If Davis' sname sounds familiar, it's because he was one of four judges caught up in a juicy FBI sting in the mid-'90s called "Operation Court Broom." The feds snared the judges accepting bribes in brown paper bags and under car seats from informants, and took them all to court.

Davis, memorably, wriggled out of more serious trouble than his three colleagues by admitting his raging cocaine and alcohol abuse. The stentorian-toned Harvard graduate told a shocked jury he always carried a dose of the white stuff in his pocket and often snorted up in his chambers.

The jury acquitted Davis, even though the FBI had recorded him arranging a $20,000 bribe to fix a case. Davis was disbarred for a decade for his sins.

Now he's back in Miami court, again defending himself against charges of corruption. On the stand last Friday and yesterday, Davis used a PowerPoint presentation to calmly explain why charges that he stole more than $80,000 from a nonprofit he founded in 1997 were untrue.

The case itself is complex -- hinging on whether Davis funneled grant money through a sham corporation or whether he simply had an unusual accounting method. But the most striking moment in his testimony this week came when he pointed a finger back at the prosecutors trying to take him down.

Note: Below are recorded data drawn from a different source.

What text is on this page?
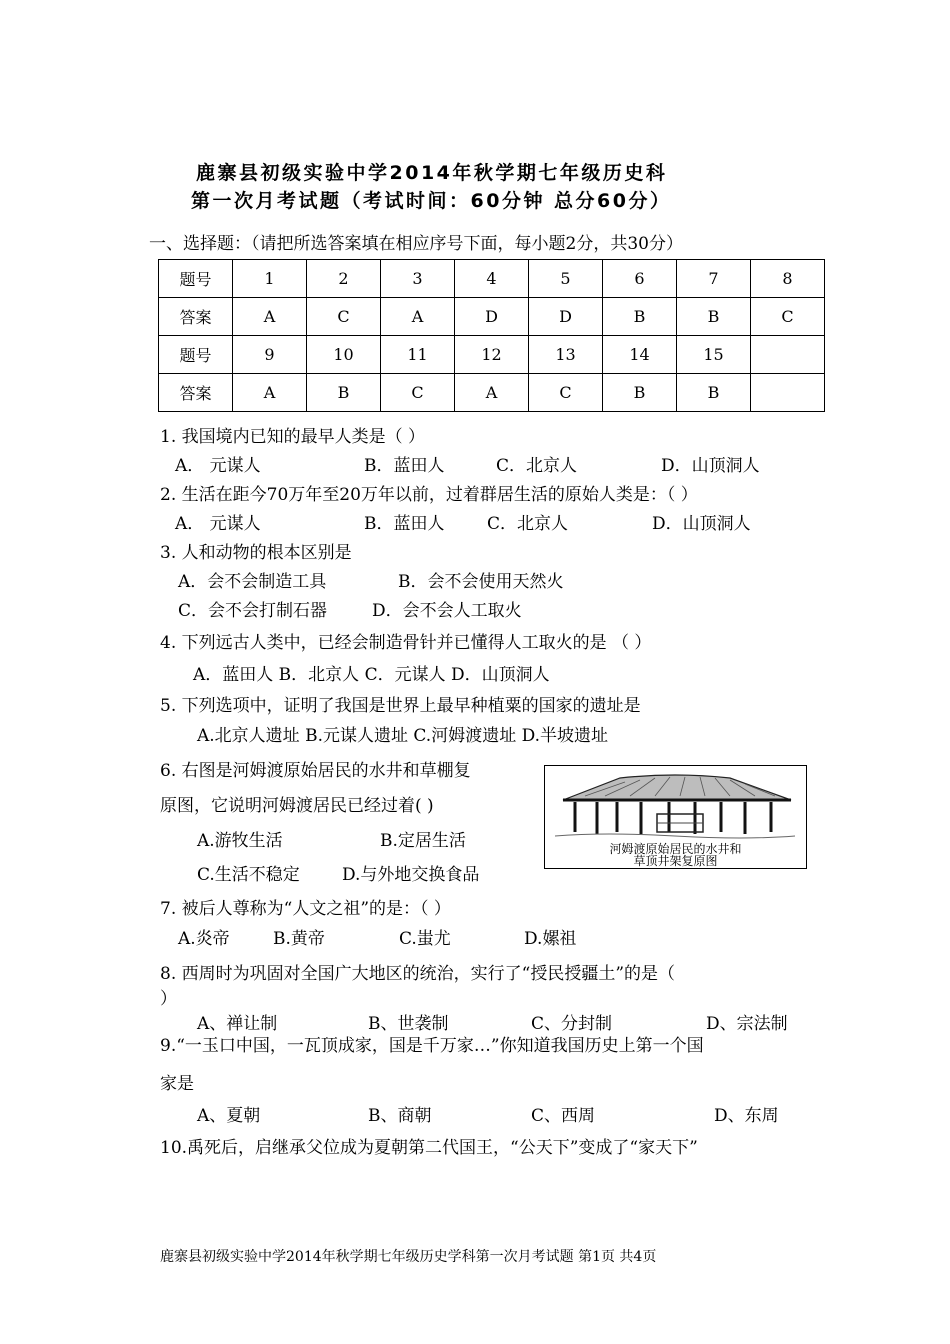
鹿寨县初级实验中学2014年秋学期七年级历史科
第一次月考试题（考试时间：60分钟 总分60分）
一、选择题：（请把所选答案填在相应序号下面，每小题2分，共30分）
题号	1	2	3	4	5	6	7	8
答案	A	C	A	D	D	B	B	C
题号	9	10	11	12	13	14	15	
答案	A	B	C	A	C	B	B	
1. 我国境内已知的最早人类是（ ）
A． 元谋人	B．蓝田人	C．北京人	D．山顶洞人
2. 生活在距今70万年至20万年以前，过着群居生活的原始人类是：（ ）
A． 元谋人	B．蓝田人	C．北京人	D．山顶洞人
3. 人和动物的根本区别是
A．会不会制造工具	B．会不会使用天然火
C．会不会打制石器	D．会不会人工取火
4. 下列远古人类中，已经会制造骨针并已懂得人工取火的是 （ ）
A．蓝田人 B．北京人 C．元谋人 D．山顶洞人
5. 下列选项中，证明了我国是世界上最早种植粟的国家的遗址是
A.北京人遗址 B.元谋人遗址 C.河姆渡遗址 D.半坡遗址
6. 右图是河姆渡原始居民的水井和草棚复
原图，它说明河姆渡居民已经过着( )
A.游牧生活	B.定居生活
C.生活不稳定 D.与外地交换食品
河姆渡原始居民的水井和
草顶井架复原图
7. 被后人尊称为“人文之祖”的是：（ ）
A.炎帝	B.黄帝	C.蚩尤	D.嫘祖
8. 西周时为巩固对全国广大地区的统治，实行了“授民授疆土”的是（
）
A、禅让制	B、世袭制	C、分封制	D、宗法制
9.“一玉口中国，一瓦顶成家，国是千万家…”你知道我国历史上第一个国
家是
A、夏朝	B、商朝	C、西周	D、东周
10.禹死后，启继承父位成为夏朝第二代国王，“公天下”变成了“家天下”
鹿寨县初级实验中学2014年秋学期七年级历史学科第一次月考试题 第1页 共4页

In 2003, according to Davis, he met with State Attorney Katherine Fernandez Rundle and a number of her assistant state attorneys to pitch his nonprofit -- the Miami Dade Resident College -- as an outlet for the state's diversion program, which offers lesser sentences to criminals who attend life skills and anger management classes.

Davis says he presented Rundle and her staff with virtually all of his nonprofit's financials and inner details. Rundle not only detected no fraud, Davis says, but also recommended his college for the diversion program.

"I explained exactly how our system worked to... Rundle," Davis said on the stand.

Rundle and the ASAs present at the '03 meeting with Davis recused themselves from his prosecution. But the former judge's testimony leaves open some pressing questions: What took place at that meeting? If Davis's group is indeed guilty of massive fraud, why were none of the prosecutors tipped off?

Riptide sent these questions to Ed Griffith, the Miami SAO spokesman whom Davis says was also present at the meeting. Griffith hasn't yet responded.

Davis's trial, meanwhile, is ongoing at the Gerstein building downtown.